The mother's mental and emotional health was the central issue contested in this proceeding, and we conclude that the court abused its discretion in making its determination and awarding the father sole custody of the child without first considering the results of the psychological evaluations that it ordered (see Markowitz, 183 AD3d at 711; Ekstra, 49 AD3d at 595-596; Paul C., 209 AD2d at 955). Although a psychological expert testified at the fact-finding hearing on behalf of the father, that expert interviewed the parties and the subject child to assess whether the child had been sexually abused, and therefore he did not provide much information on the mother's emotional functioning, the impact her mental health issues had on [*2]her ability to parent the child, or the fitness of either parent.
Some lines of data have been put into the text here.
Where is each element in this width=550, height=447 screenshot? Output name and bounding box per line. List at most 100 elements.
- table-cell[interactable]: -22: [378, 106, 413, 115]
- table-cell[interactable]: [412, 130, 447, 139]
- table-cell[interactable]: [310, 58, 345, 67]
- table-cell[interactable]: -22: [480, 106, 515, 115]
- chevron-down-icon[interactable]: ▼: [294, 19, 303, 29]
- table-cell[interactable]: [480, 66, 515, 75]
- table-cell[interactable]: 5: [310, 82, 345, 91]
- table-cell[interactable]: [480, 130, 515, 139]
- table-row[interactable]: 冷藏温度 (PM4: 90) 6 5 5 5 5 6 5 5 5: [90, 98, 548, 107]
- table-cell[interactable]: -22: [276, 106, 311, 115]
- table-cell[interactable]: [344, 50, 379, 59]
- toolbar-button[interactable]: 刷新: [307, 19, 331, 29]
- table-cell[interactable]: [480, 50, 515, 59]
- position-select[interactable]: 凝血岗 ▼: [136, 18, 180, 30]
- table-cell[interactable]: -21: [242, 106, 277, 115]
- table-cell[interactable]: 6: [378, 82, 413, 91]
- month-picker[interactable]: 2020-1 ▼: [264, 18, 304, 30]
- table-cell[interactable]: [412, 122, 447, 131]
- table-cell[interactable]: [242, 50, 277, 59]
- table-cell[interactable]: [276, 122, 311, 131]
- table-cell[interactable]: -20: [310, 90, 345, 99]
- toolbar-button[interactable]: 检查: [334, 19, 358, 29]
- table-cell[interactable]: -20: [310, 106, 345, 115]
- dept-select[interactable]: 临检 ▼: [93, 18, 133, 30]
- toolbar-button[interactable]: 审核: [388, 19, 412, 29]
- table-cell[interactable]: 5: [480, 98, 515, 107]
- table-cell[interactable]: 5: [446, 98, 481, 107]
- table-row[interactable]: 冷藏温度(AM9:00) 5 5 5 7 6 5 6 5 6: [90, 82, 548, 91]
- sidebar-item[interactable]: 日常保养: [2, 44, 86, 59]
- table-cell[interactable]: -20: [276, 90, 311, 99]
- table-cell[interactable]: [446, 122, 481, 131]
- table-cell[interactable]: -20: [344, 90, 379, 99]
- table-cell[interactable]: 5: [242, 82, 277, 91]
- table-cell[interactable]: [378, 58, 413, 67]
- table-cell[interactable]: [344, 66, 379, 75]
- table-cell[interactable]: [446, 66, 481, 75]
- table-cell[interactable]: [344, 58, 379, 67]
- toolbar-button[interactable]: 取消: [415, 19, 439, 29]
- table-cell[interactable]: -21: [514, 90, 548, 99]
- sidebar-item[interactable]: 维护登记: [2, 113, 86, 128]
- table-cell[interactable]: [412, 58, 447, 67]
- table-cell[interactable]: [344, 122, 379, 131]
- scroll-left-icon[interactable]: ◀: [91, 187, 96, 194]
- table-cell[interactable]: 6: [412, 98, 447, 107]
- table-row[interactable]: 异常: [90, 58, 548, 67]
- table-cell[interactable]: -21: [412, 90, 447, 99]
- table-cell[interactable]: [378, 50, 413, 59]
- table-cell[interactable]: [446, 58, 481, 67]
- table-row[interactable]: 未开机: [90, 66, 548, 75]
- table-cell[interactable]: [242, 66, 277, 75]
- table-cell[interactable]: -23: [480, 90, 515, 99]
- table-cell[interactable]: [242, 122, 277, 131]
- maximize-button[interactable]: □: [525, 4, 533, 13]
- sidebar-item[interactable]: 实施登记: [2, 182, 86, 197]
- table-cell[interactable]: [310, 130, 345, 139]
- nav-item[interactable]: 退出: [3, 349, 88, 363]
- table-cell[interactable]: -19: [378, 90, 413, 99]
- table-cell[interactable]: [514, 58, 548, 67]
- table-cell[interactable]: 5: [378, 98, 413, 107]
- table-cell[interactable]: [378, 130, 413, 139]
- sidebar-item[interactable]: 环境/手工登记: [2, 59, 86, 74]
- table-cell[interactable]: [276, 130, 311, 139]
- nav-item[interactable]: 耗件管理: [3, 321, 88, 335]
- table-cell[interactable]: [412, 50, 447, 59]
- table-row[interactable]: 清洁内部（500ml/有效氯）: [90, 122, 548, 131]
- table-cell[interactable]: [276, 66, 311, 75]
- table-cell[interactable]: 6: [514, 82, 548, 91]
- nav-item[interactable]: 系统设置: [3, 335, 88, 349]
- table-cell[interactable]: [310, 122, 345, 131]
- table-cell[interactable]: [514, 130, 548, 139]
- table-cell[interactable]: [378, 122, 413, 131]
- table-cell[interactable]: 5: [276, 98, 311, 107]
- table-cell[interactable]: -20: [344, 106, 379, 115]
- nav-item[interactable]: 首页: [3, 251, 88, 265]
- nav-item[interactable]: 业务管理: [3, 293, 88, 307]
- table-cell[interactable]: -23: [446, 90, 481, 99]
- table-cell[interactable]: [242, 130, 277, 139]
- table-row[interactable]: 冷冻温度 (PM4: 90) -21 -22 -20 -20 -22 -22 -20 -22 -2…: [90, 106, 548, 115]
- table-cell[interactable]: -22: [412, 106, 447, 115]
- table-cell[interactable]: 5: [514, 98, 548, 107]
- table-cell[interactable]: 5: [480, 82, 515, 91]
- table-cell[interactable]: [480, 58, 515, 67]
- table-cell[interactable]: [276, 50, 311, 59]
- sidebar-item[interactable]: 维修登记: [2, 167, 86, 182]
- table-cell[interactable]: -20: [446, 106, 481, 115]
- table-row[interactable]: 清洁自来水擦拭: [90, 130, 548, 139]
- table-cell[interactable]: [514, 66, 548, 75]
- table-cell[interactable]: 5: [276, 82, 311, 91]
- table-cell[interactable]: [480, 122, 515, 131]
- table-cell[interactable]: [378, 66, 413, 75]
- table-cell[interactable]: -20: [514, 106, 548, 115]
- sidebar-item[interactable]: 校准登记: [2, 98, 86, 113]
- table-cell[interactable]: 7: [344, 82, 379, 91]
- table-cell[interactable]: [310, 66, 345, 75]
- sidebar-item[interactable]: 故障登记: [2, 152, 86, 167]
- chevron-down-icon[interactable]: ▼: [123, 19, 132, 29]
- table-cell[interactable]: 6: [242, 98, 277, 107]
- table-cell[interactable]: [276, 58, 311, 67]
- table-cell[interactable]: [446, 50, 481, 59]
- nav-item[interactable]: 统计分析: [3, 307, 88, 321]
Thus, on this record, we cannot say that there was sufficient evidence for the court to resolve the custody dispute without considering the court-ordered psychological examinations of the parents (see Ekstra, 49 AD3d at 595-596; cf. Nunnery, 275 AD2d at 987). Consequently, we reverse the order, reinstate the mother's petition, and remit the matter to Family Court for completion of the court-ordered psychological evaluations and for a new hearing to determine whether modification of the parties' prior order of custody and visitation is in the child's best interests. Pending the court's determination upon remittal, the custody and visitation provisions in the order appealed from shall remain in effect.

The mother's further contention on her appeal that the court abused its discretion in failing to hold a Lincoln hearing is unpreserved for our review because she did not request such a hearing (see Matter of Montalbano v Babcock, 155 AD3d 1636, 1636-1637 [4th Dept 2017], lv denied 31 NY3d 912 [2018]). In any event, the court did not abuse its discretion in failing to hold a Lincoln hearing given the young age of the child and the fact that the child may have been inadvertently coached by the mother to repeat unfounded allegations (see Matter of Muriel v Muriel, 179 AD3d 1529, 1530-1531 [4th Dept 2020], lv denied 35 NY3d 908 [2020]; Matter of Kakwaya v Twinamatsiko, 159 AD3d 1590, 1591 [4th Dept 2018], lv denied 31 NY3d 911 [2018]).

In light of our determination, the mother's remaining contentions on her appeal and the AFC's contentions on her appeal are academic.